When you're at a live music event, you're fully there. (Or at least you should be - anyone checking emails when Bryn Terfel is singing needs their head examined). I turned off my phone and focused totally on enjoying where I was, and it's very rare that I'm so present, so switched off from distractions and worries and a constant stream of reminders. I enjoyed it so much, it made me wonder why I wait for such rare and special occasions to be totally present in one experience. Why do I allow experiences and pleasures to be diluted by allowing interruptions in?

It's been quite a while since I sat and fully listened to a piece of music. I often listen to music, but it's normally background music. It's a kind of escapism really - by listening to music or the radio while I'm at work, I'm trying to half-pretend that I'm not there. That's not a very good practice, and to be honest it probably reduces my focus and my productivity. I'm thinking I might challenge myself to a week of no headphones and see how that changes the time of day I leave.
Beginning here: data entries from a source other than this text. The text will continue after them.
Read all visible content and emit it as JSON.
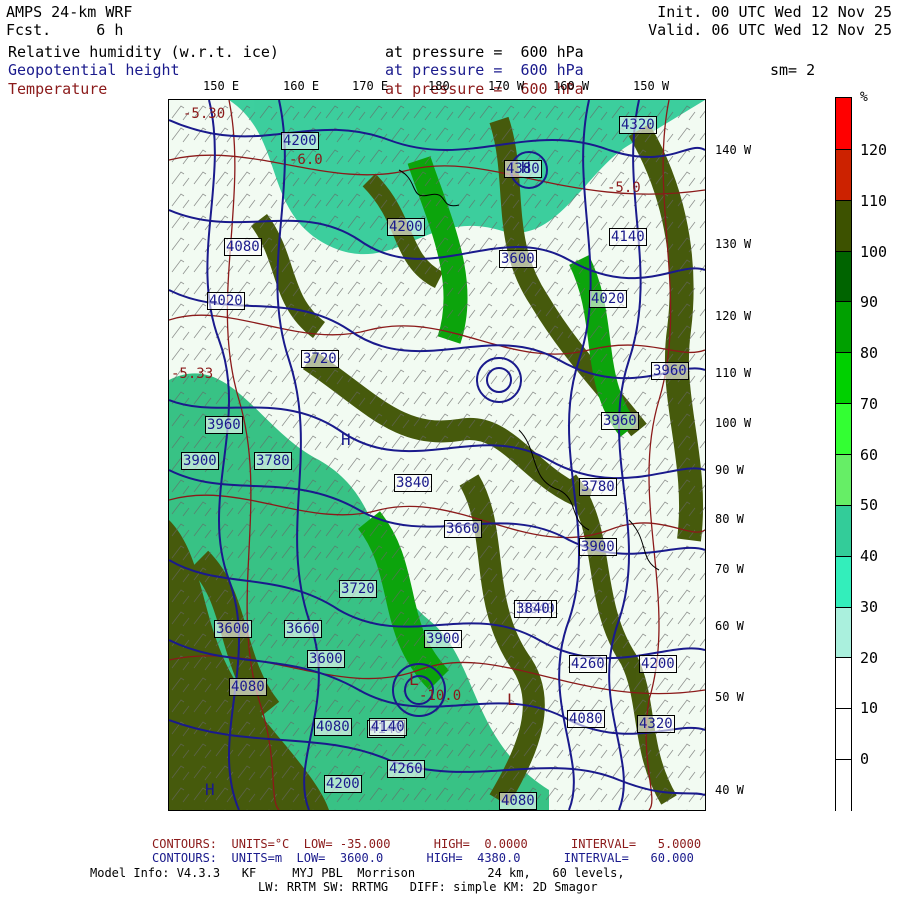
{
  "header": {
    "model": "AMPS 24-km WRF",
    "forecast": "Fcst.     6 h",
    "init": "Init. 00 UTC Wed 12 Nov 25",
    "valid": "Valid. 06 UTC Wed 12 Nov 25",
    "smoothing": "sm= 2"
  },
  "fields": [
    {
      "name": "Relative humidity (w.r.t. ice)",
      "level": "at pressure =  600 hPa",
      "color": "#000000"
    },
    {
      "name": "Geopotential height",
      "level": "at pressure =  600 hPa",
      "color": "#1a1a8c"
    },
    {
      "name": "Temperature",
      "level": "at pressure =  600 hPa",
      "color": "#8b1a1a"
    }
  ],
  "longitude_labels": [
    "150 E",
    "160 E",
    "170 E",
    "180",
    "170 W",
    "160 W",
    "150 W"
  ],
  "latitude_labels": [
    "140 W",
    "130 W",
    "120 W",
    "110 W",
    "100 W",
    "90 W",
    "80 W",
    "70 W",
    "60 W",
    "50 W",
    "40 W"
  ],
  "colorbar": {
    "unit": "%",
    "labels": [
      "120",
      "110",
      "100",
      "90",
      "80",
      "70",
      "60",
      "50",
      "40",
      "30",
      "20",
      "10",
      "0"
    ],
    "colors": [
      "#ff0000",
      "#cc2200",
      "#3d5200",
      "#006400",
      "#00a000",
      "#00d000",
      "#33ff33",
      "#66ee66",
      "#33cc99",
      "#33eebb",
      "#aaf0dd",
      "#ffffff",
      "#ffffff",
      "#ffffff"
    ]
  },
  "map_labels": {
    "heights": [
      "4200",
      "4320",
      "4140",
      "4080",
      "4020",
      "3960",
      "3900",
      "3840",
      "3780",
      "3720",
      "3660",
      "3600",
      "4260",
      "4380",
      "4140",
      "4080",
      "3960",
      "3900",
      "3840",
      "3780",
      "3720",
      "3660",
      "3600",
      "4140",
      "4080",
      "4200",
      "4260",
      "4320",
      "4080",
      "4200",
      "3840",
      "3600",
      "3900",
      "3960",
      "4020",
      "4080",
      "4200"
    ],
    "temps": [
      "-5.30",
      "-5.0",
      "-6.0",
      "-5.33",
      "-10.0"
    ],
    "highs": [
      "H",
      "H",
      "H"
    ],
    "lows": [
      "L",
      "L"
    ]
  },
  "footer": {
    "temp_contours": "CONTOURS:  UNITS=°C  LOW= -35.000      HIGH=  0.0000      INTERVAL=   5.0000",
    "height_contours": "CONTOURS:  UNITS=m  LOW=  3600.0      HIGH=  4380.0      INTERVAL=   60.000",
    "model_info_1": "Model Info: V4.3.3   KF     MYJ PBL  Morrison          24 km,   60 levels,",
    "model_info_2": "LW: RRTM SW: RRTMG   DIFF: simple KM: 2D Smagor"
  }
}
Using music as background noise also means I don't get to think about the music itself - to learn to understand or appreciate it, to develop preferences and favourites. I haven't 'discovered' a new piece or a new artist for quite some years. As you may be able to tell, my music tastes tend towards the classical, and the pieces I love most are those I know well, so that each note is a memory of another listening experience, and a reminder of the person I shared it with. With the first note of Die Walkure last night, I was standing with my dad in our old living room, bums resting on the radiator, listening together, while my Dad identified the different themes and marvelled at the precision of the brass section. It also reminded me that we haven't done anything like this together for far too long.

Many longer pieces of music take you on a journey, and I loose out on that when I instead have fragments beamed into my ear while I'm also having a conversation. I can vividly remember when I was given a CD of Karl Jenkin's 'The Armed Man: A Mass for Peace' for Christmas - when I arrived home I flopped on my bed with the liner notes and listened to the whole thing from beginning to end. I have a far better sense of what that is about, and how the different segments fit together, than many pieces I know snippets of nowadays.

So four lessons from a wonderful evening - be present, turn off distractions, make new memories, and follow the journey from beginning to end.